Dispuestos para el retorno, tras algún centenar de metros hacia el oeste topamos con un empalme en el elegimos otra vez el desvío de la izquierda. Lo que antes bajamos ahora lo tenemos que ascender, resultando fatigoso ese remonte. Eso sí, la pista resulta apta para ciertos vehículos. Ya arriba accedemos de nuevo a la carretera y por su arcén, o si lo preferimos campo a través, caminamos un corto trecho hasta alcanzar el cruce que comunica con Moldones. Allí arranca también una rodera que trepa hasta la cumbre del inmediato altozano, conocido como cerro de la Pasión. Nosotros aprovechamos esa trocha y subimos hasta alcanzar las antenas arriba colocadas. Las vistas panorámicas que se nos ofrecen son grandiosas. Las dos Figueruelas, acurrucadas bucólicamente a su base, suponen la mejor estampa. Pero, más lejos abarcamos gran parte de Aliste, un amplio trecho de Portugal y hacia el norte el sinuoso y profundo barranco del que venimos. Dominando todos los horizontes descuella Peña Mira, atalaya cumbrera de la rotunda Sierra de la Culebra.

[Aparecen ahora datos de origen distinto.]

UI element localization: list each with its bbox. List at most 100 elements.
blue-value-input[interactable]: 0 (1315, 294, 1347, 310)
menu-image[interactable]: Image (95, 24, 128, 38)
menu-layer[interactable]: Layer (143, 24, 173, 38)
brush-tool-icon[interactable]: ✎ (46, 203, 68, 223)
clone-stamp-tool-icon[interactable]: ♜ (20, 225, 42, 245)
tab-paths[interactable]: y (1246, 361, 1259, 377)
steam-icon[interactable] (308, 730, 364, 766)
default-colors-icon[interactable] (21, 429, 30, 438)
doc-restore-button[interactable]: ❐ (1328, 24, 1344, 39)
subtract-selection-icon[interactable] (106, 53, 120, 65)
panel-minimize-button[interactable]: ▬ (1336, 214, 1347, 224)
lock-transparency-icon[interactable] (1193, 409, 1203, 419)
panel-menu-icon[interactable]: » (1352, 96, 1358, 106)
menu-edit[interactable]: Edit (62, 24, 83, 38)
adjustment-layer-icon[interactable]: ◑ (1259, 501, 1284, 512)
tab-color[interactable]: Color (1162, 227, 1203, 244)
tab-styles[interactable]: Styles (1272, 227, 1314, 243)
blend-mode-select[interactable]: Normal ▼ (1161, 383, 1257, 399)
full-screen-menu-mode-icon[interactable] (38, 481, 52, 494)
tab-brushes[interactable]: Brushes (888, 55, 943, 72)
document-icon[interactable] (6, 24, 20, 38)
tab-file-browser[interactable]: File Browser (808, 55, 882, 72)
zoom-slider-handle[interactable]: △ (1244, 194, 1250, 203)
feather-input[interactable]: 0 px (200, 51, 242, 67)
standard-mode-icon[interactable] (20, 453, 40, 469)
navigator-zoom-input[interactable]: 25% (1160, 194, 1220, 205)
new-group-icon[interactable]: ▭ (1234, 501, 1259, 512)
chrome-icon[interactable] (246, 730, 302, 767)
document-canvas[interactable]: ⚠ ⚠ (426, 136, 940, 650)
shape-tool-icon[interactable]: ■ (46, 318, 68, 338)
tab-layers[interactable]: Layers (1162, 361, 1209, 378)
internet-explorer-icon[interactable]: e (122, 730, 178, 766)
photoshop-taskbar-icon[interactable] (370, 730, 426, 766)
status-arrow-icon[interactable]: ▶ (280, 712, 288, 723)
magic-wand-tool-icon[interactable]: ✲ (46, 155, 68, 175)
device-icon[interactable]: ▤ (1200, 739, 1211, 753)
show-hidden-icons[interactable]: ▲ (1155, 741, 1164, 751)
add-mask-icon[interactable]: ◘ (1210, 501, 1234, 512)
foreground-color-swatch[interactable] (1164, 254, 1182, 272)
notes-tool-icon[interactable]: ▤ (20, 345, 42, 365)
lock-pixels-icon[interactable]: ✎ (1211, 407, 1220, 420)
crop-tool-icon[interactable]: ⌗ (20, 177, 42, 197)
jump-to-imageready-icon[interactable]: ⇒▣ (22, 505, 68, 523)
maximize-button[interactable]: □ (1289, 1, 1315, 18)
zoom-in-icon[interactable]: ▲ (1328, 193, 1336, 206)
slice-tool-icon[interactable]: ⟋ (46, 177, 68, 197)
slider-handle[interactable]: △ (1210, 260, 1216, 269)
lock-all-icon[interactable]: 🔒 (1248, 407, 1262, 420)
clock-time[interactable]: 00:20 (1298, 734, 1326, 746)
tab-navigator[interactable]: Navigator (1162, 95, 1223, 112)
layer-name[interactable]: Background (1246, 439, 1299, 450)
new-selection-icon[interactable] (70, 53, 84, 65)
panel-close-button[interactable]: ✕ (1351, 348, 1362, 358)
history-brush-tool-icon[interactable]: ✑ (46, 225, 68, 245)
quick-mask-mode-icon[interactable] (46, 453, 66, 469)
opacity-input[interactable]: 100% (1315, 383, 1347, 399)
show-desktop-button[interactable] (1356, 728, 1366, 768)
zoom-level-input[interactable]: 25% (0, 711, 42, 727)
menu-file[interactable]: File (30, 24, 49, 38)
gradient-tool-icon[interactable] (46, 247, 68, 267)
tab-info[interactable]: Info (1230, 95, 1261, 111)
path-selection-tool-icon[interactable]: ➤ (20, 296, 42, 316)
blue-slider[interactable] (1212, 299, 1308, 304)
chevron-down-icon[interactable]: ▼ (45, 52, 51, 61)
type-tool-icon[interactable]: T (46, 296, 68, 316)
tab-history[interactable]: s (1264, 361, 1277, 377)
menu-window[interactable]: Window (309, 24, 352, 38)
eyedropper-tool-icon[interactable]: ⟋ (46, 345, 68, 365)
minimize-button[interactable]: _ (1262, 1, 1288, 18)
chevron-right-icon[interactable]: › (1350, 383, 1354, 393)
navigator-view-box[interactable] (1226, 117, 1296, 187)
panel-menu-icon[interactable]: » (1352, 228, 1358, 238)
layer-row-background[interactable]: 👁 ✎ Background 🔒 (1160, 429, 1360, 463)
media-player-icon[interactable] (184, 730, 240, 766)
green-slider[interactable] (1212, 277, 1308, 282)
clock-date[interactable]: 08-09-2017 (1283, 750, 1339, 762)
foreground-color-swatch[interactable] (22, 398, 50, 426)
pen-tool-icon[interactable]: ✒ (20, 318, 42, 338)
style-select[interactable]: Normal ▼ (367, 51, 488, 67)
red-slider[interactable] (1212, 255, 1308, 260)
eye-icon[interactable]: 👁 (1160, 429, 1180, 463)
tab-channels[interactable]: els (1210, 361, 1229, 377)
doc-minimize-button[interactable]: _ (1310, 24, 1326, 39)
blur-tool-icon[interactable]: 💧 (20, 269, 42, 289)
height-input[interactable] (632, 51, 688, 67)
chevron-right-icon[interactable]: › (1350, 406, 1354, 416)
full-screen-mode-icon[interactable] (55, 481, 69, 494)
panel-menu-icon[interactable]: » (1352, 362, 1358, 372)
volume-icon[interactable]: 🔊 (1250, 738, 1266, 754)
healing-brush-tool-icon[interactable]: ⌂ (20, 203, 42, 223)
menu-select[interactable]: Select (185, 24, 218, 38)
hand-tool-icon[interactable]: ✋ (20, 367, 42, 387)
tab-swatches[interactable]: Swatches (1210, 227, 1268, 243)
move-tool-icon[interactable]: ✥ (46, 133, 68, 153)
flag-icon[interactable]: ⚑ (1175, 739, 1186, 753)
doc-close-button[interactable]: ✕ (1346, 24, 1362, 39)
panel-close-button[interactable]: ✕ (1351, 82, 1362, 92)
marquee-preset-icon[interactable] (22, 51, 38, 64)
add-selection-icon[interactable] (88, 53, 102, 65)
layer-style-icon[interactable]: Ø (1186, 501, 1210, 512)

Bien cerca, en este mismo altozano, perduran los vestigios de un asentamiento humano de tiempos ignotos. Viene a ser un poblado ancestral que estuvo protegido por muralla, ahora casi inapreciable. Ciertos caracteres inciden en que pudo ser un establecimiento ya romano, al servicio de mineros que faenaron en yacimientos ferrosos inmediatos. El que sí fue un recinto castreño verdadero es el que se emplaza más al sur, a medio camino hacia Moldones. Lo denominan El Cerco de los Moros o, simplemente El Castro. Aprovecharon para él una especie de mesetilla de fácil defensa, entre dos arroyos convergentes. Agregaron además un anillo de fortificaciones con fosos y muros potentes, cuyas huellas se perciben con claridad.

Queda ahora completar la marcha. Lo hacemos tras empalmar con el camino por donde iniciamos el trayecto que ahora recorremos en sentido contrario.